In winter, I love to walk in Riverside Park and look at the stark branches against a clear blue sky. Often I spy a nest high above, maybe the home of a song bird, red-tail hawk or even a raccoon. The nests are made out of twigs, leaves, mud, perhaps a bit of silver tinsel from a discarded Christmas tree. Each piece of the nest, a thread. The threads woven together in a shape that provides safety for the occupants.                                                               

I too have a nest, woven from threads. I’ve carried threads from birth. They include tales my parents told me about life before I remember; how my father threw me into the water at 18 months forcing me to learn how to swim. How I painted for hours in our basement listening to the classic Rolling Stones album Between the Buttons. The first time I kissed a boy named Karl in the back of a school bus; visited the Italian Alps on a skiing vacation, moved to an apartment in the then dark realms of the Meatpacking District. The day my grandma Sally died right in front of my eyes.

 

These fragments create my unique story…my sutras. The Yoga Sutras of Brette.

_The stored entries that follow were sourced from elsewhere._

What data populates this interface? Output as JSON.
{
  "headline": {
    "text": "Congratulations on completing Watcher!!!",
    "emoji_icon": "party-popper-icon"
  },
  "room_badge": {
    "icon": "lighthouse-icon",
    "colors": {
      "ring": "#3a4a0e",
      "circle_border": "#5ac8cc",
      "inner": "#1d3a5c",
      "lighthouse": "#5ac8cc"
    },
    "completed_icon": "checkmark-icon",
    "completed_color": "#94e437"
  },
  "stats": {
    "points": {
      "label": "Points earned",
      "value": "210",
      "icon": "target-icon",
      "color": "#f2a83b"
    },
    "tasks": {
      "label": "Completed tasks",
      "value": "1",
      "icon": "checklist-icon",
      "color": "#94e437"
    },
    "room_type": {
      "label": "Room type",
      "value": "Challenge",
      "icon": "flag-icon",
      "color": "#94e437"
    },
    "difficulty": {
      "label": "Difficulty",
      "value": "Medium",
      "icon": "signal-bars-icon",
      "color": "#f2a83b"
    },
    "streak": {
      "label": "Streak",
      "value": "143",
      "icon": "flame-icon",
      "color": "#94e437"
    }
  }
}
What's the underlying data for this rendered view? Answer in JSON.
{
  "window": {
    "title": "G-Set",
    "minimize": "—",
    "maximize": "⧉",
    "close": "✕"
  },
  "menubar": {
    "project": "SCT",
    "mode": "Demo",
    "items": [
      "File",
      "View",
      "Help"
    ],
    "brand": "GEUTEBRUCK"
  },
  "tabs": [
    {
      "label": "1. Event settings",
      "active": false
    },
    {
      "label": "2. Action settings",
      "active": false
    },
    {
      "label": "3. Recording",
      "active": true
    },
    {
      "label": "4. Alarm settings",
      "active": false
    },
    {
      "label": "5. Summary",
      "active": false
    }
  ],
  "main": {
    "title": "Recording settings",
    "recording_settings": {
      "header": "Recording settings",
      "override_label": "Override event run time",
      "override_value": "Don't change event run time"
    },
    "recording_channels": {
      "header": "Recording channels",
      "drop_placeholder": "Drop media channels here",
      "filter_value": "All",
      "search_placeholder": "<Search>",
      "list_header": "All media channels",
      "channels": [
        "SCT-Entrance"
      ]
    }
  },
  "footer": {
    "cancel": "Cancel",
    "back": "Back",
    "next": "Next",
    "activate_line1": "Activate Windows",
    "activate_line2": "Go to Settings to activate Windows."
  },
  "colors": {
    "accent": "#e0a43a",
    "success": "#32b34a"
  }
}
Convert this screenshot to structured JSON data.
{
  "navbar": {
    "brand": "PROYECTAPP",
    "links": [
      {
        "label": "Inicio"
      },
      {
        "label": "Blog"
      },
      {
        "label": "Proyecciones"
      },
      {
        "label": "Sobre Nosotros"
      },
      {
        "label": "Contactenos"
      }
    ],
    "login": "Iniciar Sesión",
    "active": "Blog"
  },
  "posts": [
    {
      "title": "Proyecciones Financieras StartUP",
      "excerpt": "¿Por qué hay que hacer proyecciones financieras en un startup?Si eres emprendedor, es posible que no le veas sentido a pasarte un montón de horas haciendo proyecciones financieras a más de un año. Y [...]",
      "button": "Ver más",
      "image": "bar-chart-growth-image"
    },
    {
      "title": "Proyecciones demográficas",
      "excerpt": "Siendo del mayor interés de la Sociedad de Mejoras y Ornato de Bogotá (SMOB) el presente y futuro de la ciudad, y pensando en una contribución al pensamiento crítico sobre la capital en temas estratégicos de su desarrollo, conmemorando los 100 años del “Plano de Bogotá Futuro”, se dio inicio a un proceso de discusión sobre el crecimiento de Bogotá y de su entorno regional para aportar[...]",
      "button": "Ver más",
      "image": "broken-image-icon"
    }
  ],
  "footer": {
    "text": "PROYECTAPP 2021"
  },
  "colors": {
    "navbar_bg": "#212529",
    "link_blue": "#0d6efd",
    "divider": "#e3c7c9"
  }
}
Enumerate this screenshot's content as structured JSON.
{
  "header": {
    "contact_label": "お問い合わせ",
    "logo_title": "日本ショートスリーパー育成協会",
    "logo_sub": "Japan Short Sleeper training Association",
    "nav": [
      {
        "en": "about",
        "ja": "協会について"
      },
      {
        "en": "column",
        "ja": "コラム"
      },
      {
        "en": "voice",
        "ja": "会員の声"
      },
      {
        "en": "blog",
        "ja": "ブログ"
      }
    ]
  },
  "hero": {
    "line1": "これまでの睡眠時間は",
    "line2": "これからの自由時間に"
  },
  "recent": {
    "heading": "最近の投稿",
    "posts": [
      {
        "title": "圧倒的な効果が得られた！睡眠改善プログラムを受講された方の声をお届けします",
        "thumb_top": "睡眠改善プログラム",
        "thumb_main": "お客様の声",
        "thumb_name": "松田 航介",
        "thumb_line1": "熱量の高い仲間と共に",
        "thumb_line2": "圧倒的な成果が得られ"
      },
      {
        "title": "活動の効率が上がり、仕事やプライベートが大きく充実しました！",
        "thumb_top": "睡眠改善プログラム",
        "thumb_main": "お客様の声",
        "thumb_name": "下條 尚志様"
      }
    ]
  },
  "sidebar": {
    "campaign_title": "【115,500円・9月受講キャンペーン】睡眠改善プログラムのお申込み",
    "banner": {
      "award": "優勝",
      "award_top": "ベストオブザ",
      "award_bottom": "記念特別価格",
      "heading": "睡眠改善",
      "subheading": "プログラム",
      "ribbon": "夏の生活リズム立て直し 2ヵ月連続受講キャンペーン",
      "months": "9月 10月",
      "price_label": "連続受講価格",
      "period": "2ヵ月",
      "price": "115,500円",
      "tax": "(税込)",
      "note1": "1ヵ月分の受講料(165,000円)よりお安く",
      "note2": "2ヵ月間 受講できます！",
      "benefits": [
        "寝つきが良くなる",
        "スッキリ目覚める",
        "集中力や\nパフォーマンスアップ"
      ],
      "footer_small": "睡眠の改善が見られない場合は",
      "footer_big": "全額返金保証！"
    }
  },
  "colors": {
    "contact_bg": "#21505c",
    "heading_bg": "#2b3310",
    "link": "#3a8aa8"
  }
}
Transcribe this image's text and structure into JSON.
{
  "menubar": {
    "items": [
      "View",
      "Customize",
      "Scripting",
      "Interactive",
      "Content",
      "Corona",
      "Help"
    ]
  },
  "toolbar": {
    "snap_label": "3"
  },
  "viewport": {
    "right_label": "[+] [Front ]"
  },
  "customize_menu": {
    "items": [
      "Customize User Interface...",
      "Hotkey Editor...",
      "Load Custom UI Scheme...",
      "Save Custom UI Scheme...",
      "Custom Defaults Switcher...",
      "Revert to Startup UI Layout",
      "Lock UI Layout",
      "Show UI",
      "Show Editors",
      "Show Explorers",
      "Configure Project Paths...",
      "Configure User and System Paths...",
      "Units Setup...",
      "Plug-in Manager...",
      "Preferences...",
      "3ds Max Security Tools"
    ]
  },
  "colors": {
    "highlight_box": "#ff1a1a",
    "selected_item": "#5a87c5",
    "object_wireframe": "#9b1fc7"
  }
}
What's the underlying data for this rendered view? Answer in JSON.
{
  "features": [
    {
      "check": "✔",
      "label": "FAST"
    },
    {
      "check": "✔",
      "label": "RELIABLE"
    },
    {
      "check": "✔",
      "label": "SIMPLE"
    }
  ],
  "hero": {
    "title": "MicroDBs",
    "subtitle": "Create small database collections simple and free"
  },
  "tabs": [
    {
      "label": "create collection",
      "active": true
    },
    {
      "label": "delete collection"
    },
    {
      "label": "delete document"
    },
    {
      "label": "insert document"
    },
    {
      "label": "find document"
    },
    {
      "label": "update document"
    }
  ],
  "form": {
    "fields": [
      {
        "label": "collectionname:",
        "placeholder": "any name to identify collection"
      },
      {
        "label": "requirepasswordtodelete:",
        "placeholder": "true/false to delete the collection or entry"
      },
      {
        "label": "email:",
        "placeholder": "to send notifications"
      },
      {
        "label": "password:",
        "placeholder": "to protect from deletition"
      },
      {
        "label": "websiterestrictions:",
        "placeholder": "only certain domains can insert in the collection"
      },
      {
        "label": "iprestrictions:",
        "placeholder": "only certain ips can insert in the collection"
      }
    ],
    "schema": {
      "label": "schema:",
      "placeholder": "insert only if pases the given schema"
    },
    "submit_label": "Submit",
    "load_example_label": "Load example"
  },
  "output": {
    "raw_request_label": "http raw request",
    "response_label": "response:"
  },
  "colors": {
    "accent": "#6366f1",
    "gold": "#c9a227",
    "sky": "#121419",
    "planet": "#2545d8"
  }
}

This nest is fragile. It has almost disengaged during tornados of emotion and gotten soggy with sadness. It’s hardened to a point of brittleness while baking in the fires of passion. But it is resilient.

 

It’s provided safety just like the nest of the Riverside Park’s resident blue jays. It’s been a place to mate, cook for my family, and watch from the edge as my daughters Jessica and Rachel flew to their own abodes.

 

My stories pull at my heart— heart strings—so I know this nest of memories resides there. Something else lives there as well. It’s the joy of playing in the first snows of January-pummel New York City. The wonder of observing the gray Hudson River flow slowly outside my window at sunset. The freedom I feel singing and dancing naked under summer moonlit skies. And the love I feel sitting across from an old friend, trading stories, revealing the hidden treasures of our nests.

 

That joy, wonder, freedom, and love is what dwells in my nest and I long to know this resident better.

 

 

 

*The Upanishads (Penquin Classics), with an introduction by Juan Mascaro.